Mild Surgical Complications Increase When Residents Participate
By HospiMedica International staff writers
Posted on 29 Aug 2012
A new study suggests that resident involvement in surgical cases is associated with a small increase in mild surgical complications, mostly caused by superficial wound infections.Posted on 29 Aug 2012
Researchers at the Cleveland Clinic (OH, USA), the University of Limerick (Ireland), and other institutions studied data collected by the US National Surgical Quality Improvement Program between 2005 and 2007, and performed a matched comparative study comparing outcomes for 40,474 patients who underwent surgery with resident participation and 20,237 whose operations did not involve resident participation. The groups were matched based on age, sex, specialty, surgical procedure, morbidity probability, and important comorbidities and risk factors.

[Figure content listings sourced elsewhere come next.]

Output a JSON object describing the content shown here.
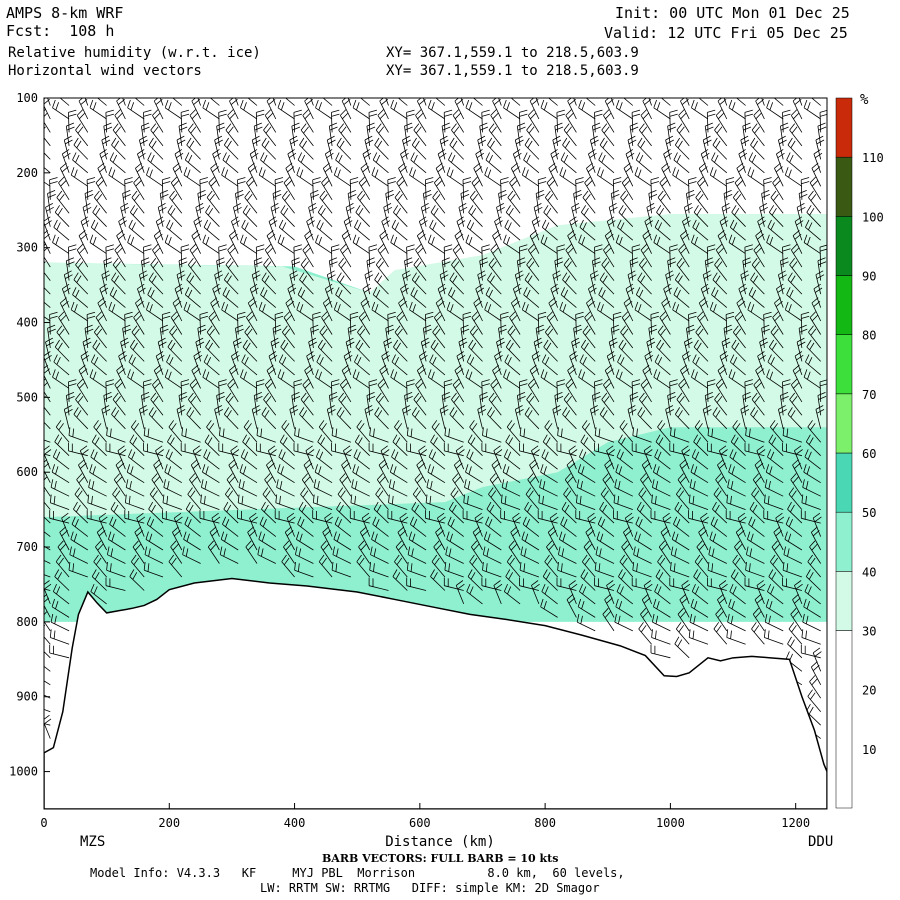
{
  "header": {
    "model": "AMPS 8-km WRF",
    "fcst": "Fcst:  108 h",
    "field1": "Relative humidity (w.r.t. ice)",
    "field2": "Horizontal wind vectors",
    "init": "Init: 00 UTC Mon 01 Dec 25",
    "valid": "Valid: 12 UTC Fri 05 Dec 25",
    "xy1": "XY= 367.1,559.1 to 218.5,603.9",
    "xy2": "XY= 367.1,559.1 to 218.5,603.9"
  },
  "footer": {
    "barb": "BARB VECTORS: FULL BARB = 10 kts",
    "info1": "Model Info: V4.3.3   KF     MYJ PBL  Morrison          8.0 km,  60 levels,",
    "info2": "LW: RRTM SW: RRTMG   DIFF: simple KM: 2D Smagor"
  },
  "chart_data": {
    "type": "heatmap",
    "title": "Relative humidity (w.r.t. ice)",
    "xlabel": "Distance (km)",
    "ylabel": "",
    "xlim": [
      0,
      1250
    ],
    "ylim": [
      1050,
      100
    ],
    "x_ticks": [
      0,
      200,
      400,
      600,
      800,
      1000,
      1200
    ],
    "y_ticks": [
      100,
      200,
      300,
      400,
      500,
      600,
      700,
      800,
      900,
      1000
    ],
    "x_end_labels": {
      "left": "MZS",
      "right": "DDU"
    },
    "colorbar": {
      "unit": "%",
      "labels": [
        10,
        20,
        30,
        40,
        50,
        60,
        70,
        80,
        90,
        100,
        110
      ],
      "bins": [
        {
          "from": 0,
          "to": 30,
          "color": "#ffffff"
        },
        {
          "from": 30,
          "to": 40,
          "color": "#d2fae6"
        },
        {
          "from": 40,
          "to": 50,
          "color": "#8ef0cf"
        },
        {
          "from": 50,
          "to": 60,
          "color": "#4ad8b4"
        },
        {
          "from": 60,
          "to": 70,
          "color": "#7cf06a"
        },
        {
          "from": 70,
          "to": 80,
          "color": "#3de03a"
        },
        {
          "from": 80,
          "to": 90,
          "color": "#14b814"
        },
        {
          "from": 90,
          "to": 100,
          "color": "#0a8a1e"
        },
        {
          "from": 100,
          "to": 110,
          "color": "#3a5a14"
        },
        {
          "from": 110,
          "to": 120,
          "color": "#c82a0a"
        }
      ]
    },
    "terrain_surface": [
      [
        0,
        975
      ],
      [
        15,
        968
      ],
      [
        30,
        920
      ],
      [
        45,
        835
      ],
      [
        55,
        790
      ],
      [
        70,
        760
      ],
      [
        85,
        775
      ],
      [
        100,
        788
      ],
      [
        120,
        785
      ],
      [
        140,
        782
      ],
      [
        160,
        778
      ],
      [
        180,
        770
      ],
      [
        200,
        757
      ],
      [
        240,
        748
      ],
      [
        300,
        742
      ],
      [
        360,
        748
      ],
      [
        420,
        752
      ],
      [
        500,
        760
      ],
      [
        560,
        770
      ],
      [
        620,
        780
      ],
      [
        680,
        790
      ],
      [
        740,
        797
      ],
      [
        800,
        805
      ],
      [
        860,
        818
      ],
      [
        920,
        832
      ],
      [
        960,
        845
      ],
      [
        990,
        872
      ],
      [
        1010,
        873
      ],
      [
        1030,
        868
      ],
      [
        1060,
        848
      ],
      [
        1080,
        852
      ],
      [
        1100,
        848
      ],
      [
        1130,
        846
      ],
      [
        1160,
        848
      ],
      [
        1190,
        850
      ],
      [
        1210,
        900
      ],
      [
        1230,
        945
      ],
      [
        1245,
        990
      ],
      [
        1250,
        1000
      ]
    ],
    "rh_regions": [
      {
        "bin": 40,
        "polygon": [
          [
            0,
            320
          ],
          [
            400,
            325
          ],
          [
            520,
            360
          ],
          [
            540,
            420
          ],
          [
            640,
            470
          ],
          [
            700,
            465
          ],
          [
            760,
            470
          ],
          [
            820,
            475
          ],
          [
            900,
            465
          ],
          [
            1000,
            470
          ],
          [
            1100,
            465
          ],
          [
            1250,
            460
          ],
          [
            1250,
            800
          ],
          [
            0,
            800
          ]
        ]
      },
      {
        "bin": 30,
        "polygon": [
          [
            0,
            320
          ],
          [
            380,
            325
          ],
          [
            520,
            360
          ],
          [
            560,
            330
          ],
          [
            700,
            310
          ],
          [
            820,
            270
          ],
          [
            1000,
            255
          ],
          [
            1250,
            255
          ],
          [
            1250,
            540
          ],
          [
            1000,
            540
          ],
          [
            900,
            560
          ],
          [
            820,
            600
          ],
          [
            700,
            620
          ],
          [
            640,
            640
          ],
          [
            0,
            660
          ]
        ]
      }
    ]
  }
}
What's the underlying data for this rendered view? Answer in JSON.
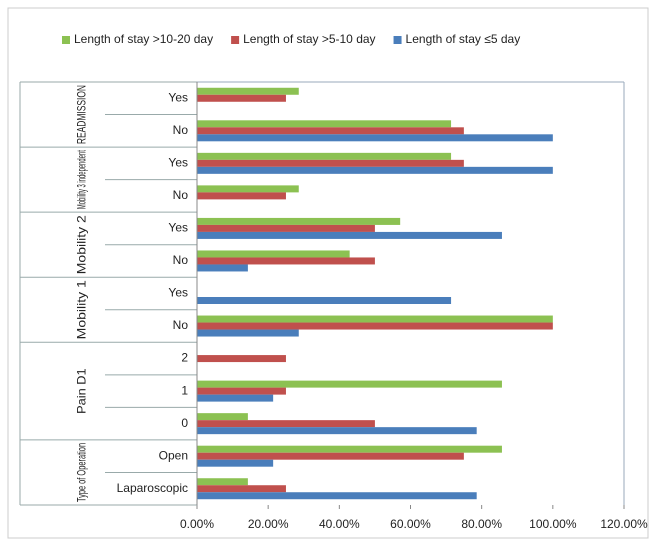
{
  "chart_data": {
    "type": "bar",
    "orientation": "horizontal",
    "groups": [
      {
        "label": "READMISSION",
        "categories": [
          "Yes",
          "No"
        ]
      },
      {
        "label": "Mobility 3 independent",
        "categories": [
          "Yes",
          "No"
        ]
      },
      {
        "label": "Mobility 2",
        "categories": [
          "Yes",
          "No"
        ]
      },
      {
        "label": "Mobility 1",
        "categories": [
          "Yes",
          "No"
        ]
      },
      {
        "label": "Pain D1",
        "categories": [
          "2",
          "1",
          "0"
        ]
      },
      {
        "label": "Type of Operation",
        "categories": [
          "Open",
          "Laparoscopic"
        ]
      }
    ],
    "series": [
      {
        "name": "Length of stay >10-20 day",
        "color": "#8cc152",
        "values": [
          28.6,
          71.4,
          71.4,
          28.6,
          57.1,
          42.9,
          0,
          100,
          0,
          85.7,
          14.3,
          85.7,
          14.3
        ]
      },
      {
        "name": "Length of stay >5-10 day",
        "color": "#c0504d",
        "values": [
          25,
          75,
          75,
          25,
          50,
          50,
          0,
          100,
          25,
          25,
          50,
          75,
          25
        ]
      },
      {
        "name": "Length of stay ≤5 day",
        "color": "#4a7ebb",
        "values": [
          0,
          100,
          100,
          0,
          85.7,
          14.3,
          71.4,
          28.6,
          0,
          21.4,
          78.6,
          21.4,
          78.6
        ]
      }
    ],
    "xlim": [
      0,
      120
    ],
    "xticks": [
      {
        "value": 0,
        "label": "0.00%"
      },
      {
        "value": 20,
        "label": "20.00%"
      },
      {
        "value": 40,
        "label": "40.00%"
      },
      {
        "value": 60,
        "label": "60.00%"
      },
      {
        "value": 80,
        "label": "80.00%"
      },
      {
        "value": 100,
        "label": "100.00%"
      },
      {
        "value": 120,
        "label": "120.00%"
      }
    ],
    "legend": "top"
  }
}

The results showed that resident involvement did not affect 30-day mortality, severe complications, or medical complications. But overall complications did increase from 6.7% to 7.5%, surgical complications rose from 6.2% to 7.0%, and mild complications went up from 3.5% to 4.4% when residents participated in an operative case. The increase stemmed from a spike in superficial surgical site infections (SSI), which rose from 2.2% to 3% when residents participated. The researchers also found that surgical trainees did prolong operative time, with the mean procedure time lasting 122 minutes compared with 97 for cases without residents. The study was published in the September 2012 issue of Annals of Surgery.
“Resident participation may by itself be a surrogate for complexity and disease severity, despite any attempts at controlling for all potential patient-, disease-, and operation-related factors,” said lead author and study presenter Ravi Kiran, MD, staff surgeon and head of the research section of colorectal surgery at the Cleveland Clinic. “There is a small overall increase in mild surgical complications but we are unsure if it is clinically relevant; the difference may be marginal.”